Après l'urgence, les négociations, puis la phase de l'adaptation, vient désormais l'étape de la « qualité de vie » en télétravail. Près d'un an après le début de la crise sanitaire du Covid, quels sont les nouveaux besoins des salariés dans leur quotidien ? Comment les satisfaire ? Rythmes, dialogue, management... L'Observatoire de la responsabilité sociale de l'entreprise vient de publier des recommandations pour mettre du bonheur dans le télétravail.Avec la pandémie, le télétravail est devenu une routine pour un bon nombre de salariés français. A tel point que 64% des entreprises misent sur le basculement inévitable d'une grande partie de leurs collaborateurs en télétravail dans un futur proche, selon une enquête menée mi- janvier par « Génie des Lieux » auprès de 3.908 professionnels en France. Pourtant, la majorité de ces entreprises n'ont toujours pas trouvé la recette miracle pour concilier télétravail et bien-être. Une notion qui prend de plus en plus de valeur aux yeux des salariés, quand, 46% estiment que leur employeur n'a pas amélioré sa gestion du télétravail depuis le début de la crise, selon cette même étude. Comment les satisfaire ? L'Observatoire de la responsabilité sociale des entreprises (Orse) a publié fin février une liste de recommandations pour favoriser un télétravail « agile », qui participe à la « qualité de vie » des collaborateurs.

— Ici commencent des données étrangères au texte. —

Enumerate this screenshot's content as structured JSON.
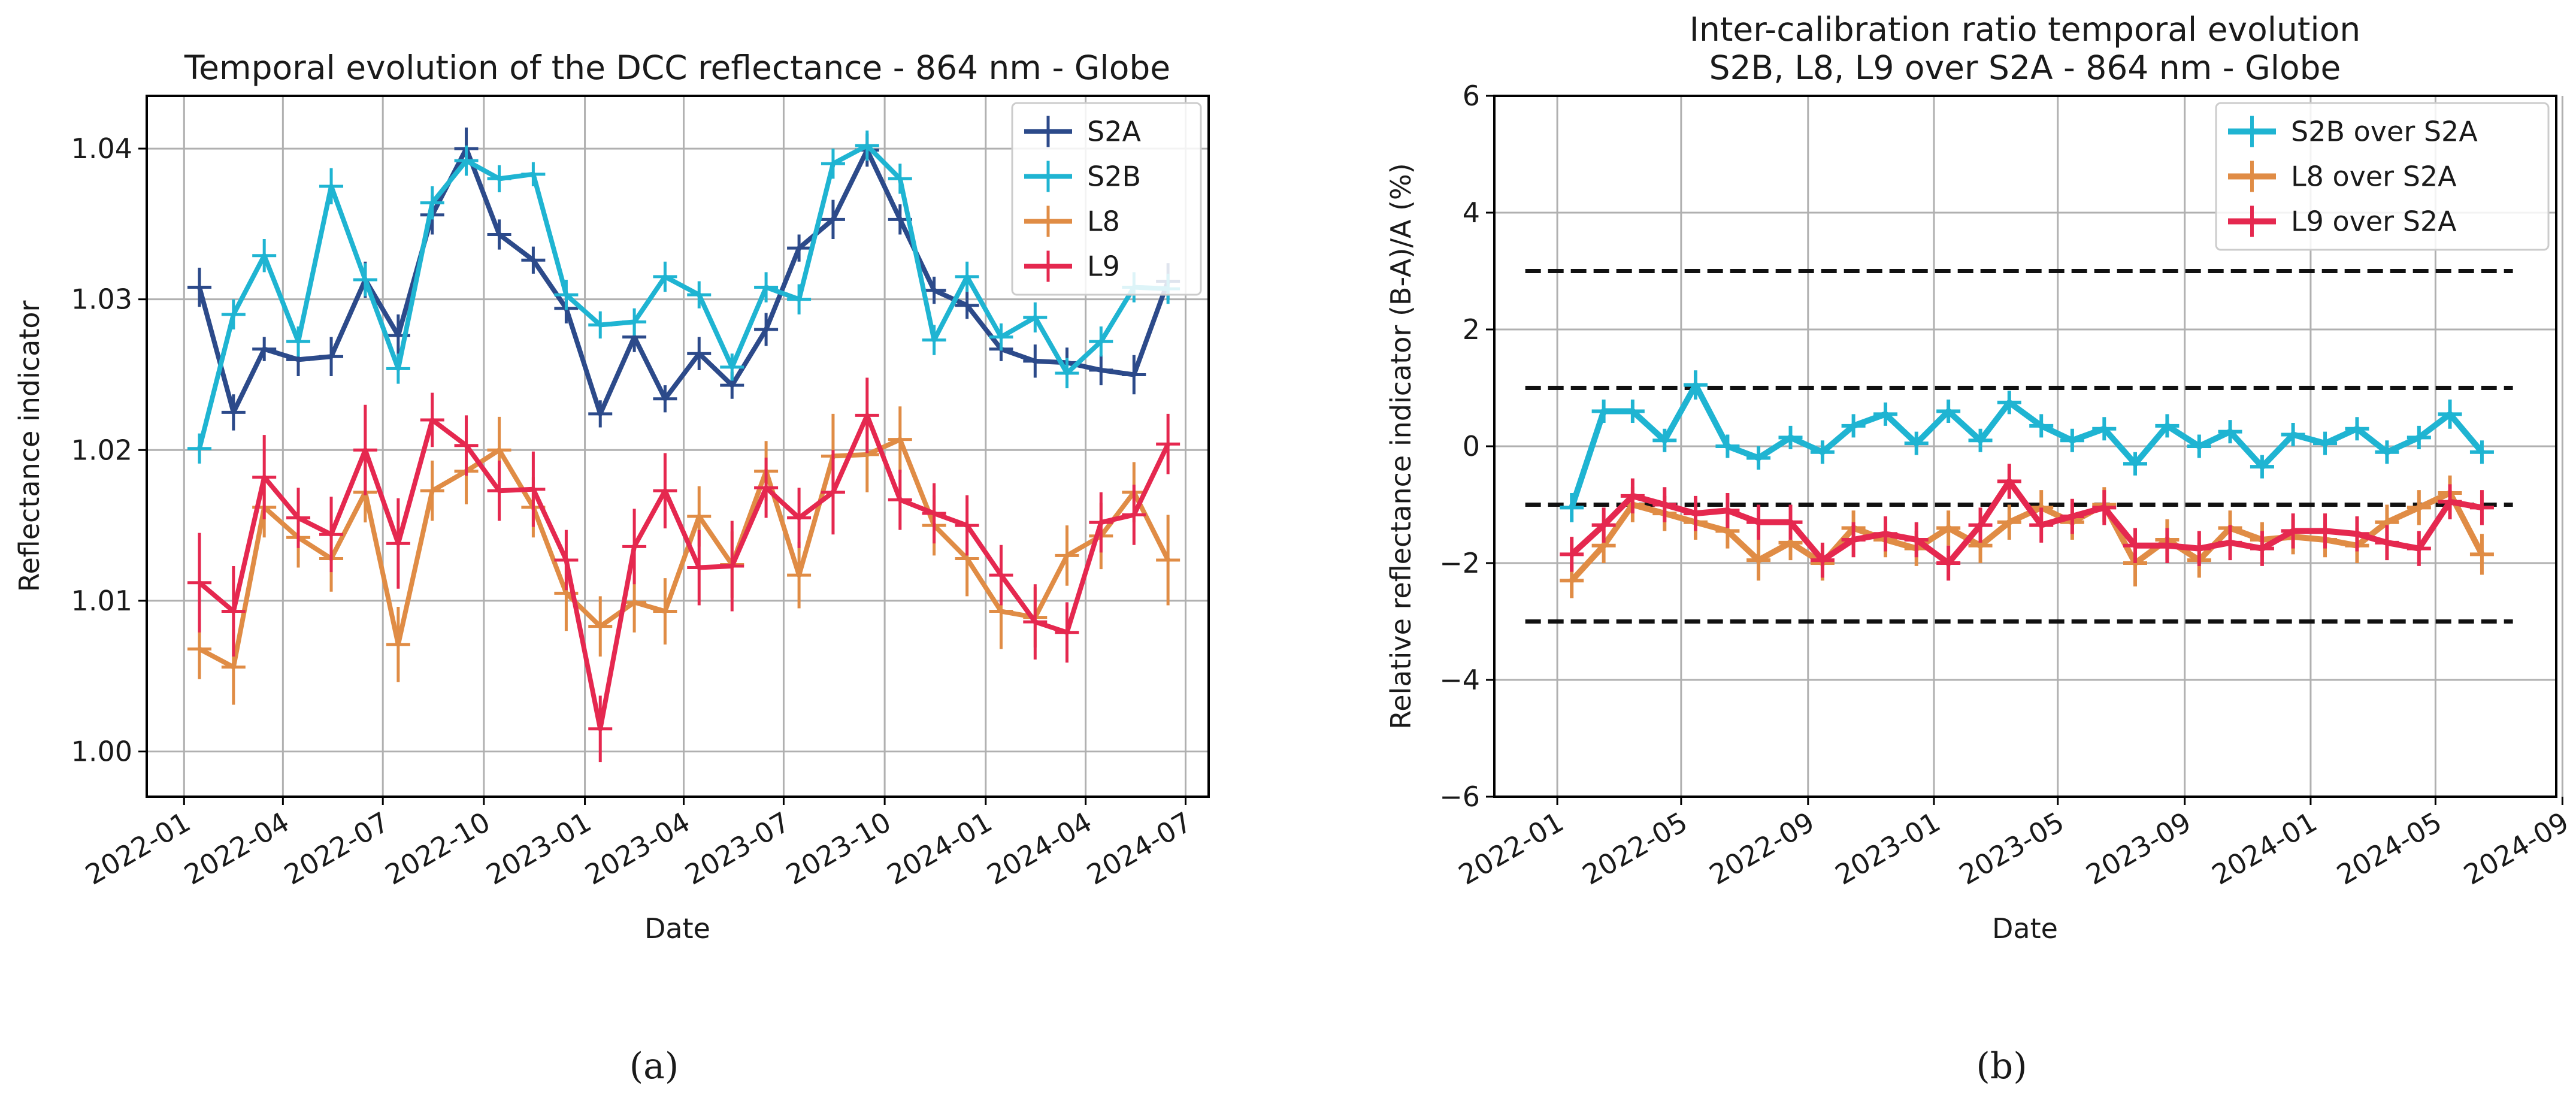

A noter que la question du bien-être s'était déjà posée aux patronat et syndicats lors de l'accord national en décembre. Mais d'après les experts en droit du travail cités par l'AFP, ce texte s'apparente plus à un « guide de bonnes pratiques » pour l'entreprise, n'apportant « rien de nouveau » au salarié.
Identifier les activités télétravaillables
La première étape recommandée par l'Orse consiste à distinguer les missions qui sont « télétravaillables » de celles qui ne le sont pas. Il préconise en outre « l'hybridation de l'organisation du travail » et des carrières, pour ainsi offrir plus de « flexibilité » aux collaborateurs, contrairement à un passage radical au télétravail à 100%.
Dès lors, comment décider quels postes sont éligibles au télétravail ? Il faut tenir compte des « capacités technologiques » de chaque mission, note l'Observatoire. Ensuite, il suggère de prendre en compte « l'autonomie » propre à chaque collaborateur, en ne se limitant pas à son statut. Car en proposant aussi du télétravail aux salariés en temps partiel, l'entreprise améliore le sentiment « d'équité ». Enfin, il rappelle l'importance d'utiliser les fiches de poste pour étudier régulièrement « les postes jusque-là considérés comme non télétravaillables, à l'aune d'outils numériques toujours plus performants et de solutions collaboratives en constante évolution ».